A grand opening for all three is planned for next year.

“We’re super excited about the soft opening idea,” said co-owner Gerry Conover this week, “We want people to start enjoying the property.”

“There will be tennis, paddle tennis, bocce, and lawn games,” said Mr. Conover’s partner Thomas LeClair, speaking of the Field Club activities this summer.

With membership fees of up to $100,000 (150 members have signed on to date), the club’s amenities will be reserved for a select few. Mr. LeClair said the Field Club, built on land bought for $12.35 million, was devised as a creative way to pay for the renovation of the old Navigator.

Mr. LeClair said the project has long been envisioned as an amenity for the entire town.

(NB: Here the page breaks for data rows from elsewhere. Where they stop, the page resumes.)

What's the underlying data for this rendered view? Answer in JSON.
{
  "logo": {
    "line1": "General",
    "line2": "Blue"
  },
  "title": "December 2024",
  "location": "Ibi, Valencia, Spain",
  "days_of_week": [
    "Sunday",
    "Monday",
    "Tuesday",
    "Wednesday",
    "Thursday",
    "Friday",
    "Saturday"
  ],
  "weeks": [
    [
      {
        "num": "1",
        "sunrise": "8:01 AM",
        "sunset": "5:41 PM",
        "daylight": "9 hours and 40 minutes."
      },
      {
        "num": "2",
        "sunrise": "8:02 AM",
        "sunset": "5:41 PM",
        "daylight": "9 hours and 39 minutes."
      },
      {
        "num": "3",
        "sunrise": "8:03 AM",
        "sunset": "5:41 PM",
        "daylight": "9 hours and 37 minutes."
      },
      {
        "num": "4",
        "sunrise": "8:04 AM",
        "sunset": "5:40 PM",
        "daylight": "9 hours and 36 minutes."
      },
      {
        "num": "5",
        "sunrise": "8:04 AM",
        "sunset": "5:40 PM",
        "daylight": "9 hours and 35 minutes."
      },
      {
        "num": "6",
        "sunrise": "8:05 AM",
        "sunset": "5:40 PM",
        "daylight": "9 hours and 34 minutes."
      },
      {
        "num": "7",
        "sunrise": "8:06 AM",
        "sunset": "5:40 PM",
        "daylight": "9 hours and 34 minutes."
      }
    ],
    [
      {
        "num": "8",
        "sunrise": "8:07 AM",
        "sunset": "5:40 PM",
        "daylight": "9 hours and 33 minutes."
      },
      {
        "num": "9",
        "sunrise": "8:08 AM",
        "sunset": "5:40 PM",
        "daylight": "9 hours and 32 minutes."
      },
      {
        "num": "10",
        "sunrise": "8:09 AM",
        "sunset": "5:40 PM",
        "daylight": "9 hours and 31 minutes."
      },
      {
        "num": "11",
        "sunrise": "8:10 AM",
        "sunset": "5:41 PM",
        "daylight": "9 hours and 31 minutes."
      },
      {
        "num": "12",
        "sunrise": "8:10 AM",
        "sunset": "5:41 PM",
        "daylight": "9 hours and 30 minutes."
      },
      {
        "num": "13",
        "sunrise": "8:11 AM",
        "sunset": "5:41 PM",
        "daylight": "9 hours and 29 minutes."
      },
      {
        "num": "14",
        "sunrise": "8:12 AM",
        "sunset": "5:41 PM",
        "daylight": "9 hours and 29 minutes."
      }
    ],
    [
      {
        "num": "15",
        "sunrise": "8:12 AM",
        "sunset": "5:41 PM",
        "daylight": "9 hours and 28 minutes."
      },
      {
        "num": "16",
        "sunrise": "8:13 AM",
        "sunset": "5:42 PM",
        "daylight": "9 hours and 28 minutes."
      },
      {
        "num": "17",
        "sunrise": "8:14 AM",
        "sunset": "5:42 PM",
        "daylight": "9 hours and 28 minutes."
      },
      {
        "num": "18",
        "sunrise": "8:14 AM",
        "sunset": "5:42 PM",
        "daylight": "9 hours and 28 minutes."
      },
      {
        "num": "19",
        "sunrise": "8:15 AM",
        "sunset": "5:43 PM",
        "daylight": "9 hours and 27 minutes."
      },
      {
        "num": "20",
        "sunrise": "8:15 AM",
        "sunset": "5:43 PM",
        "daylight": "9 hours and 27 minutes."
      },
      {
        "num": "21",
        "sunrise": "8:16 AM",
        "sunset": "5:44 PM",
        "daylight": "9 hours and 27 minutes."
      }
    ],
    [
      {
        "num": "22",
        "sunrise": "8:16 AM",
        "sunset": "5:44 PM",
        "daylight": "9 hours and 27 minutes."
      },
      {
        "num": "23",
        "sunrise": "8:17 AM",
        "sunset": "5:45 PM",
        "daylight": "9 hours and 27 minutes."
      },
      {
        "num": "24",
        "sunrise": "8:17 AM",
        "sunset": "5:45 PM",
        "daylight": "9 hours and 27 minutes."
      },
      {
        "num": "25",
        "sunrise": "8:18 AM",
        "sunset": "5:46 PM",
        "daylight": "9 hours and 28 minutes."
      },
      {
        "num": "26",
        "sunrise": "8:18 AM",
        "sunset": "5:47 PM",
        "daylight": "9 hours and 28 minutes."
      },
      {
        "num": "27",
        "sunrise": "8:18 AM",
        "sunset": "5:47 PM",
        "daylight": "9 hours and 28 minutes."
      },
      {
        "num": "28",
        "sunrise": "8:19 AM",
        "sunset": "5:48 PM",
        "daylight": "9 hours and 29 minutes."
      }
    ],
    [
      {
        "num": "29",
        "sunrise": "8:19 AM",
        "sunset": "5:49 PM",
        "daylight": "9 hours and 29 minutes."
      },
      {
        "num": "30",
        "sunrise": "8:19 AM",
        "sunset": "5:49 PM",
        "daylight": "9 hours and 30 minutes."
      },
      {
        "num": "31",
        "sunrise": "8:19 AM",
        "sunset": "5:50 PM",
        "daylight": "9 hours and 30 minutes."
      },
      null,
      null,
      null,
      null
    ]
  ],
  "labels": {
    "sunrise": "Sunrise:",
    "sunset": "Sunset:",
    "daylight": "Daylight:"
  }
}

“It’s terrific to have the ability to contribute to the town access to the waterfront,” he said, adding: “Everything else is kind of a bonus.”

And if Edgartown is different than when selectmen Arthur Smadbeck arrived in 1990, he has been too busy to notice.

“Did things change? Probably,” he said this week, “but when you’ve got five children you’re not looking to see if something’s changed. You’re just trying to survive.”

Mr. Carroll, who was born on Summer street, points to a demographic shift from the town center.

“We used to have all the poor people in the center of town because nobody could afford a car,” he said.

Perhaps as a result, stores relied on by the year-round community have moved out of the town center, along with the post office. Sharky’s Cantina, a bar and family-themed restaurant recently opened on Upper Main street, though its Oak Bluffs equivalent is in the heart of town on Circuit avenue. Though a few staples have survived such as Edgartown Hardware, Sun Dog clothing store, Claudia jewelry and the Dock street diner, Main Street is now dominated by seasonal businesses.

Mr. Carroll cautioned that as someone who has lived in the town since 1924, he is bound to detect change.

“If you got off-Island in high school back then, you were quite a big deal,” he said. However, much of what he points to has occurred in the short-term.

“Houses quadruple in size every year,” he said. “Did I like the Island better years ago? Yes, in may ways I did.”